Dopo i partiti i «NEUTRALI» Think Tank?
Presentiamo un breve e interessante articolo di Gianni Vattimo che dovrebbe convincere anche i più tenaci sostenitori delle teorie del "voto utile" o della "scelta del meno peggio" o del "Berlusconi non lo si può far governare" che in Italia si è formato un "partito unico delle due coalizioni", del quale hanno fatto parte – è bene precisare – , prima di esserne espulsi, anche i partiti della cosiddetta sinistra radicale. Condividiamo l'analisi di Vattimo. Non il timore secondo il quale le cose resteranno a lungo così come sono adesso. In noi prevale la speranza (che non è più irragionevole del timore) che gli spiriti forti e liberi del popolo italiano, anche superando false e artificiali differenze, residuo del passato, formino, in tempi non troppo lunghi, il partito alrnativo al partito unico delle due coalizioni e caccino i mercanti dal tempio.
di Gianni Vattimo
Fonte Il Manifesto
Sabato 26 settembre si è tenuto a Torino un convegno in ricordo di Ugo Spagnoli, un grande giurista comunista che fu anche membro della Corte costituzionale.
Alla tavola rotonda che concludeva la mattinata (tema «Politica e cultura») parlano Martinazzoli (un intervento «fuori dal coro», molto personale e intenso) e poi D'Alema e Fini. Le voci del futuro, si pensa. Ma che futuro. Il futuro delle fondazioni, anzitutto quelle che fanno capo all'uno e all'altro dei due interlocutori. Non si capisce però perché non potrebbero essere una fondazione sola (o forse lo stanno diventando?).
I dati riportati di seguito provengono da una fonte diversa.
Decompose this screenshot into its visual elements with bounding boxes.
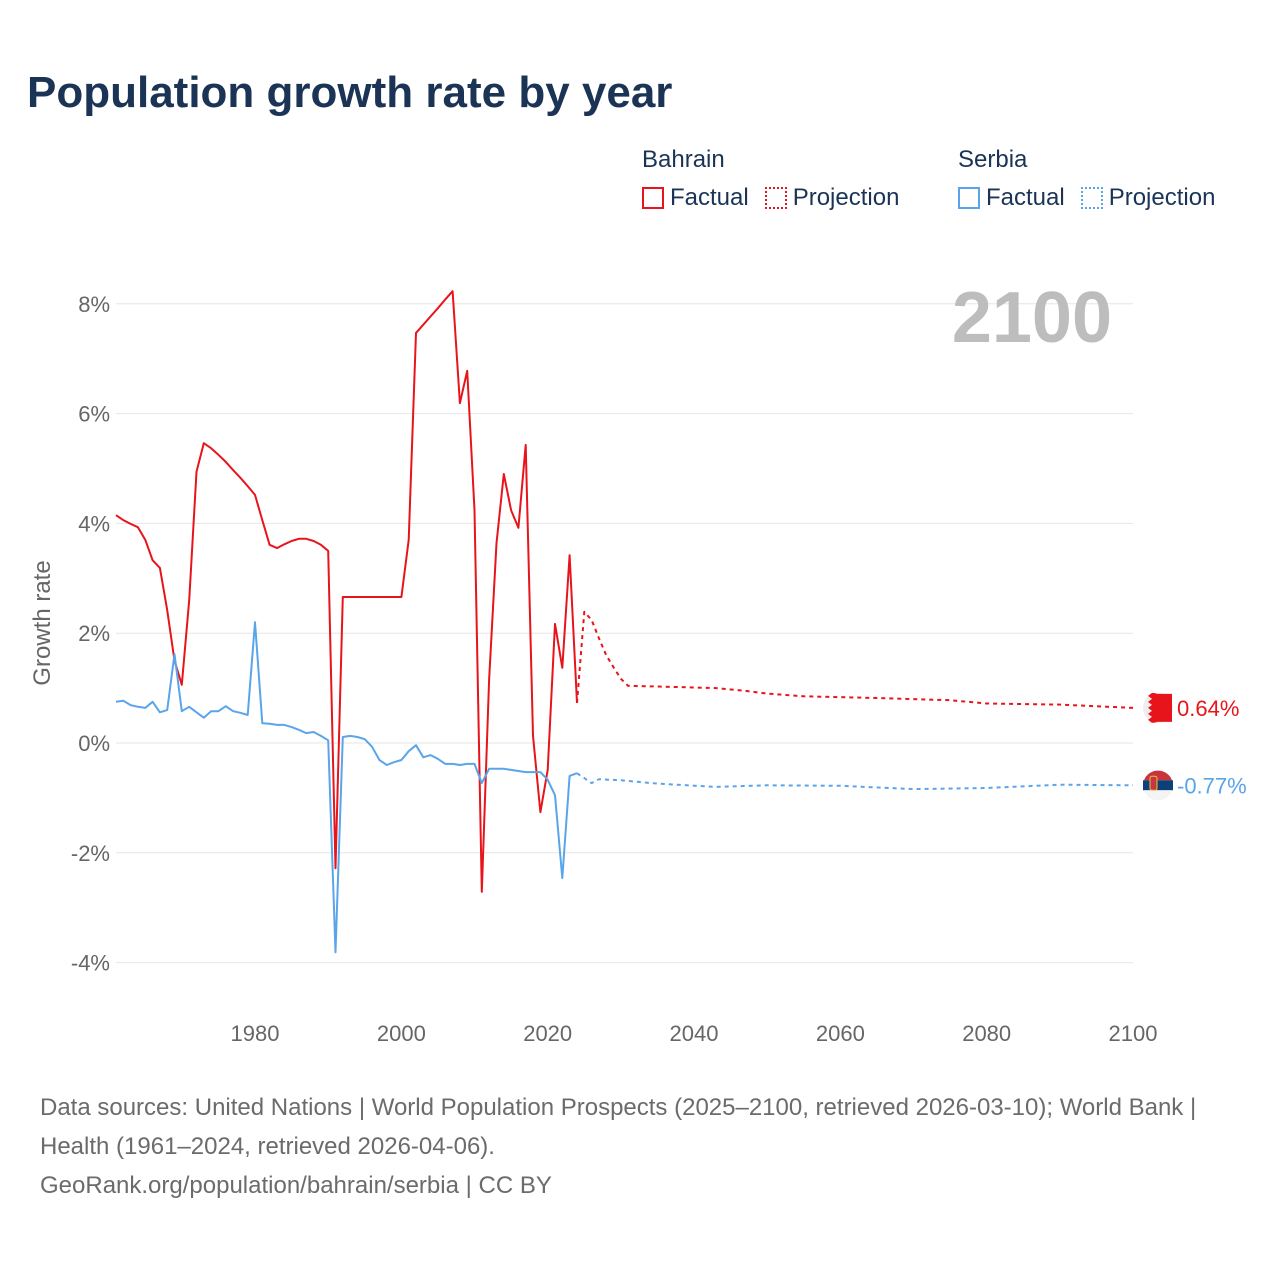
y-axis-label: Growth rate — [29, 560, 56, 685]
legend-label: Projection — [792, 184, 900, 211]
legend-serbia: Serbia Factual Projection — [958, 146, 1215, 212]
x-tick-label: 2020 — [523, 1021, 572, 1046]
chart-area: -4% -2% 0% 2% 4% 6% 8% 1980 2000 2020 2040 2060 2080… — [29, 278, 1247, 1046]
y-tick-label: 4% — [78, 511, 110, 536]
legend-bahrain-factual[interactable]: Factual — [642, 184, 749, 212]
y-tick-label: 0% — [78, 731, 110, 756]
legend-swatch-solid — [958, 187, 980, 209]
end-label-serbia: -0.77% — [1177, 773, 1247, 798]
chart-title: Population growth rate by year — [27, 68, 673, 117]
flag-bahrain-icon — [1143, 692, 1173, 723]
credit-link[interactable]: GeoRank.org/population/bahrain/serbia | … — [40, 1172, 552, 1199]
x-tick-label: 2100 — [1109, 1021, 1158, 1046]
y-tick-label: 2% — [78, 621, 110, 646]
y-tick-label: -2% — [71, 841, 110, 866]
x-tick-label: 2040 — [670, 1021, 719, 1046]
legend-label: Factual — [986, 184, 1065, 211]
y-tick-label: 6% — [78, 402, 110, 427]
end-label-bahrain: 0.64% — [1177, 696, 1239, 721]
legend-label: Projection — [1108, 184, 1216, 211]
x-tick-label: 2060 — [816, 1021, 865, 1046]
data-sources: Data sources: United Nations | World Pop… — [40, 1094, 1197, 1160]
legend-bahrain: Bahrain Factual Projection — [642, 146, 899, 212]
x-tick-label: 2080 — [962, 1021, 1011, 1046]
series-line-bahrain-factual — [115, 290, 578, 893]
x-tick-label: 1980 — [231, 1021, 280, 1046]
legend-serbia-projection[interactable]: Projection — [1080, 184, 1216, 212]
footer: Data sources: United Nations | World Pop… — [40, 1088, 1240, 1205]
year-display: 2100 — [952, 278, 1112, 358]
flag-serbia-icon — [1143, 770, 1173, 801]
series-line-serbia-factual — [115, 621, 578, 954]
legend-country-serbia: Serbia — [958, 146, 1028, 173]
y-tick-label: -4% — [71, 951, 110, 976]
legend-swatch-solid — [642, 187, 664, 209]
series-line-serbia-projection — [576, 772, 1134, 791]
legend-country-bahrain: Bahrain — [642, 146, 725, 173]
legend-serbia-factual[interactable]: Factual — [958, 184, 1065, 212]
y-tick-label: 8% — [78, 292, 110, 317]
legend-swatch-dotted — [764, 187, 787, 209]
series-line-bahrain-projection — [576, 610, 1134, 709]
legend-swatch-dotted — [1080, 187, 1103, 209]
x-tick-label: 2000 — [377, 1021, 426, 1046]
legend-bahrain-projection[interactable]: Projection — [764, 184, 900, 212]
legend-label: Factual — [670, 184, 749, 211]
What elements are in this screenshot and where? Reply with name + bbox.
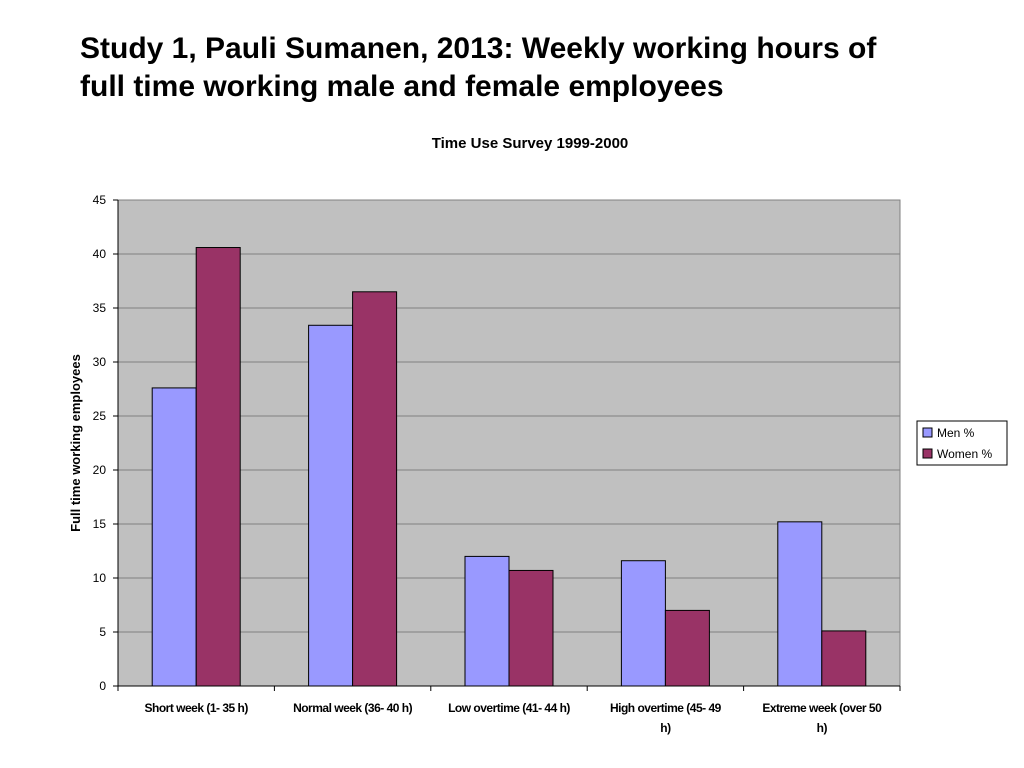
y-tick-label: 25 [93, 409, 107, 423]
y-tick-label: 0 [99, 679, 106, 693]
bar-women [352, 291, 398, 687]
bar-men [151, 387, 197, 687]
y-tick-label: 15 [93, 517, 107, 531]
bar-men [620, 560, 666, 687]
y-tick-labels: 0 5 10 15 20 25 30 35 40 45 [93, 193, 107, 693]
x-tick-label: Normal week (36- 40 h) [293, 701, 413, 715]
y-tick-label: 5 [99, 625, 106, 639]
chart-title: Time Use Survey 1999-2000 [432, 135, 629, 152]
bar-men [308, 324, 354, 687]
y-tick-label: 10 [93, 571, 107, 585]
slide-title-line-1: Study 1, Pauli Sumanen, 2013: Weekly wor… [80, 32, 877, 65]
legend-label: Women % [937, 447, 992, 461]
x-tick-label: h) [660, 721, 671, 735]
slide-title-line-2: full time working male and female employ… [80, 70, 724, 103]
x-tick-label: h) [817, 721, 828, 735]
x-tick-label: Extreme week (over 50 [762, 701, 882, 715]
bar-men [777, 521, 823, 687]
x-tick-labels: Short week (1- 35 h) Normal week (36- 40 … [145, 701, 883, 735]
gridlines [118, 253, 900, 633]
legend: Men % Women % [916, 420, 1008, 466]
y-tick-label: 30 [93, 355, 107, 369]
y-tick-label: 40 [93, 247, 107, 261]
x-tick-label: Low overtime (41- 44 h) [448, 701, 570, 715]
bar-women [821, 630, 867, 687]
y-tick-label: 20 [93, 463, 107, 477]
legend-swatch [922, 448, 933, 459]
bar-women [508, 569, 554, 687]
axes [113, 199, 901, 691]
y-axis-label: Full time working employees [68, 354, 83, 532]
bar-women [664, 609, 710, 687]
legend-swatch [922, 427, 933, 438]
bar-men [464, 555, 510, 687]
x-tick-label: Short week (1- 35 h) [145, 701, 249, 715]
y-tick-label: 45 [93, 193, 107, 207]
slide-title: Study 1, Pauli Sumanen, 2013: Weekly wor… [80, 30, 1000, 106]
legend-label: Men % [937, 426, 975, 440]
y-tick-label: 35 [93, 301, 107, 315]
bars [151, 247, 867, 687]
x-tick-label: High overtime (45- 49 [610, 701, 722, 715]
bar-women [195, 247, 241, 687]
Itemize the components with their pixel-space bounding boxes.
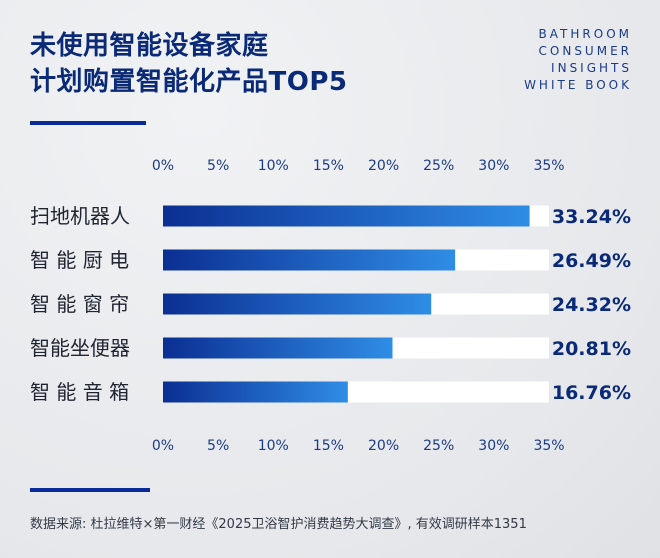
bottom-axis: 0% 5% 10% 15% 20% 25% 30% 35% [152,438,565,454]
bar-row: 智 能 音 箱 16.76% [30,380,631,404]
top-axis: 0% 5% 10% 15% 20% 25% 30% 35% [152,158,565,174]
tick-label-top: 5% [207,158,229,174]
tick-label-bottom: 10% [258,438,289,454]
bar-row: 智 能 厨 电 26.49% [30,248,631,272]
title-line-1: 未使用智能设备家庭 [30,31,269,61]
bar [163,205,530,227]
tick-label-bottom: 25% [423,438,454,454]
bar [163,293,432,315]
tick-label-top: 25% [423,158,454,174]
tick-label-top: 15% [313,158,344,174]
tick-label-bottom: 15% [313,438,344,454]
brand-line-2: CONSUMER [538,44,632,58]
category-label: 智 能 窗 帘 [30,292,129,316]
title-line-2: 计划购置智能化产品TOP5 [30,67,348,97]
tick-label-bottom: 30% [478,438,509,454]
value-label: 16.76% [552,382,631,404]
tick-label-bottom: 20% [368,438,399,454]
brand-line-1: BATHROOM [538,27,632,41]
tick-label-top: 30% [478,158,509,174]
tick-label-top: 10% [258,158,289,174]
bar [163,337,393,359]
category-label: 扫地机器人 [30,204,130,228]
tick-label-top: 0% [152,158,174,174]
bar-row: 智 能 窗 帘 24.32% [30,292,631,316]
bottom-accent-rule [30,488,150,492]
value-label: 20.81% [552,338,631,360]
category-label: 智 能 音 箱 [30,380,129,404]
bar [163,381,348,403]
brand-line-3: INSIGHTS [551,61,632,75]
bar-row: 扫地机器人 33.24% [30,204,631,228]
bar-chart: 0% 5% 10% 15% 20% 25% 30% 35% 扫地机器人 33.24% 智 能 厨 … [30,158,631,454]
source-note: 数据来源: 杜拉维特×第一财经《2025卫浴智护消费趋势大调查》, 有效调研样本… [30,517,527,532]
bar-rows: 扫地机器人 33.24% 智 能 厨 电 26.49% 智 能 窗 帘 24.32% 智能坐… [30,204,631,404]
bar-row: 智能坐便器 20.81% [30,336,631,360]
tick-label-bottom: 0% [152,438,174,454]
brand-line-4: WHITE BOOK [524,78,632,92]
tick-label-top: 20% [368,158,399,174]
value-label: 24.32% [552,294,631,316]
tick-label-bottom: 5% [207,438,229,454]
category-label: 智能坐便器 [30,336,130,360]
bar [163,249,456,271]
value-label: 33.24% [552,206,631,228]
tick-label-bottom: 35% [533,438,564,454]
category-label: 智 能 厨 电 [30,248,129,272]
top-accent-rule [30,121,146,125]
tick-label-top: 35% [533,158,564,174]
value-label: 26.49% [552,250,631,272]
brand-block: BATHROOM CONSUMER INSIGHTS WHITE BOOK [524,26,632,94]
page-title: 未使用智能设备家庭 计划购置智能化产品TOP5 [30,28,348,100]
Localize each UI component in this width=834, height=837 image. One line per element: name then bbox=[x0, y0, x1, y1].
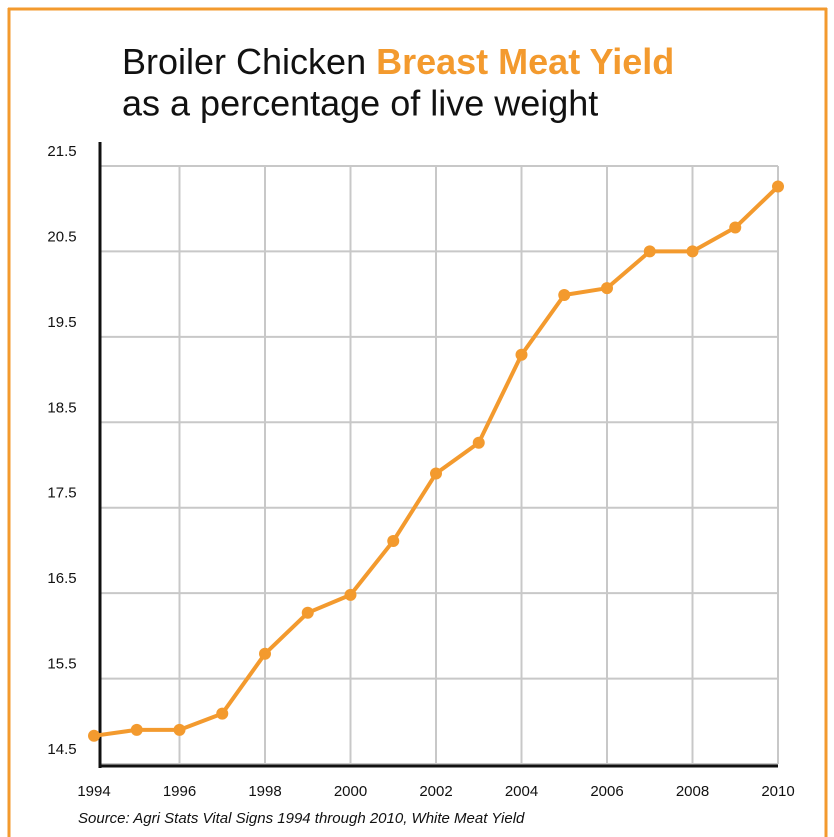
y-tick-label: 20.5 bbox=[47, 228, 76, 245]
data-point bbox=[643, 245, 656, 258]
x-tick-label: 1998 bbox=[248, 783, 281, 800]
y-tick-label: 16.5 bbox=[47, 570, 76, 587]
y-tick-label: 14.5 bbox=[47, 741, 76, 758]
data-point bbox=[173, 723, 186, 736]
x-tick-label: 2002 bbox=[419, 783, 452, 800]
data-point bbox=[430, 467, 442, 480]
data-point bbox=[601, 282, 613, 295]
data-point bbox=[344, 588, 357, 601]
x-tick-label: 1994 bbox=[77, 783, 110, 800]
x-tick-label: 2006 bbox=[590, 783, 623, 800]
x-tick-label: 2010 bbox=[761, 783, 794, 800]
data-point bbox=[515, 348, 528, 361]
title-text: Broiler Chicken bbox=[122, 41, 366, 82]
data-point bbox=[216, 707, 229, 720]
data-point bbox=[88, 729, 100, 742]
data-point bbox=[301, 606, 314, 619]
x-tick-label: 1996 bbox=[163, 783, 196, 800]
y-tick-label: 15.5 bbox=[47, 656, 76, 673]
chart-subtitle: as a percentage of live weight bbox=[122, 83, 598, 124]
data-point bbox=[259, 647, 271, 660]
y-tick-label: 17.5 bbox=[47, 485, 76, 502]
data-point bbox=[130, 723, 143, 736]
data-point bbox=[772, 180, 784, 193]
data-point bbox=[686, 245, 699, 258]
chart-title: Broiler Chicken Breast Meat Yield bbox=[122, 41, 674, 82]
y-tick-label: 18.5 bbox=[47, 399, 76, 416]
data-point bbox=[387, 535, 400, 548]
title-highlight: Breast Meat Yield bbox=[376, 41, 674, 82]
x-tick-label: 2004 bbox=[505, 783, 538, 800]
data-point bbox=[558, 288, 571, 301]
data-point bbox=[472, 436, 485, 449]
y-tick-label: 21.5 bbox=[47, 143, 76, 160]
y-tick-label: 19.5 bbox=[47, 314, 76, 331]
data-point bbox=[729, 221, 742, 234]
x-tick-label: 2008 bbox=[676, 783, 709, 800]
source-note: Source: Agri Stats Vital Signs 1994 thro… bbox=[78, 810, 525, 827]
x-tick-label: 2000 bbox=[334, 783, 367, 800]
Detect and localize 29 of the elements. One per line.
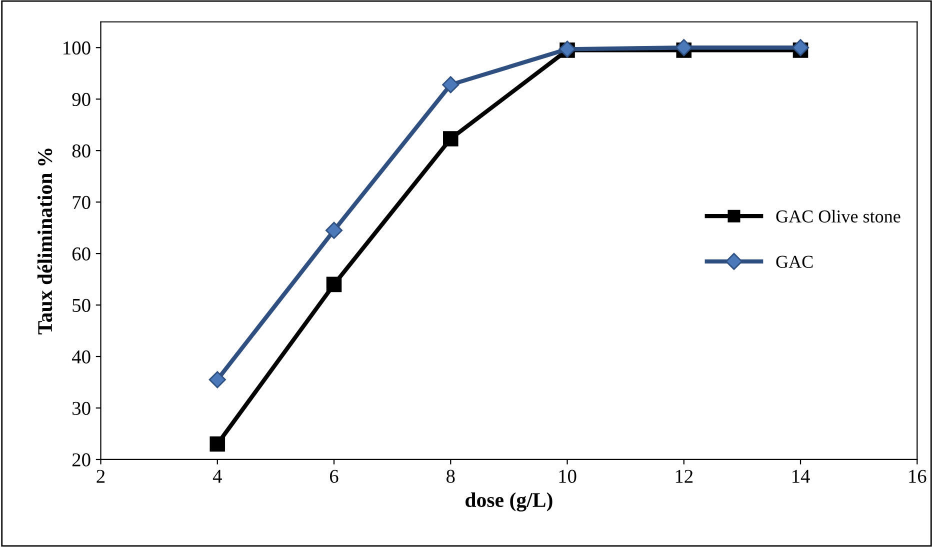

Sia D'Alema sia Fini parlano della necessità di lasciarsi alle spalle l'epoca delle ideologie, convocando uomini di cultura a un lavoro di riflessione che aiuti a trovare soluzioni per i problemi concreti del paese. Il modello sono i think-tank statunitensi, da cui provengono – dice D'Alema – le idee che ispirano i due grandi partiti, democratico e neo-conservatore; e che ora hanno travasato alcuni dei loro cervelli migliori (quelli democratici, si suppone) anche nel governo Obama.
Anch'io quando sono andato al governo, dice D'Alema, mi sono portato alcune persone della mia fondazione. Ma perché sono meglio dei partiti? Perché, secondo entrambi gli interlocutori, le fondazioni sono centri di studio non inficiati da appartenenze, ideologie prestabilite, ortodossie di alcun genere. Insomma, un terreno dove domina una sorta di neutralità «scientifica». Ciò che si chiede alla cultura è elaborare soluzioni – giuridiche, economiche, sociali – che possano diventare progetti di legge capaci di mettere il paese in grado di rispondere alle «nuove sfide» (Fini), supponiamo principalmente tecnologiche e non certo relative alla qualità della vita, giacché in questo campo non ci sfida mai nessuno.
Naturalmente l'idea di unificare le due fondazioni – Italianieuropei e Fare futuro – non è stata presa in considerazione. Ma perché, visto che il solo criterio post-ideologico che le ispira è l'efficacia «tecnica» delle soluzioni che riescono a inventare? Non siamo più nell'epoca delle ideologie, dicono tutti e due. È un'epoca definitivamente tramontata, inutili le nostalgie. Siamo, si capisce, nell'epoca del potere personale: una fondazione è mia o tua, chi ci lavora ed eventualmente ci fa carriera (fino a seguire il capo al governo) non è soggetto che al beneplacito di chi la dirige (e che procaccia i fondi per fondarla), niente meccanismi di partito, elezioni primarie o terziarie. Non è una fondazione (sua) anche Forza Italia o Pdl che si chiami?
L'assoluta sincerità di D'Alema e Fini in questo dialogo non è davvero in questione, diversamente da quello che possiamo pensare del Cavaliere. Ma è tanto più preoccupante perché quello a cui pensano è una progressiva neutralizzazione di ogni conflitto politico, in cui tra l'altro (né D'Alema né Fini hanno accennato alla politica estera) il quadro mondiale in cui stiamo viene dato per normale, immutabile, e noi (intellettuali, destra, sinistra, confindustria, Vaticano…) abbiamo solo il compito di far funzionare «meglio», il «sistema Italia» così come è e, temiamo, sempre (ancora a lungo) sarà.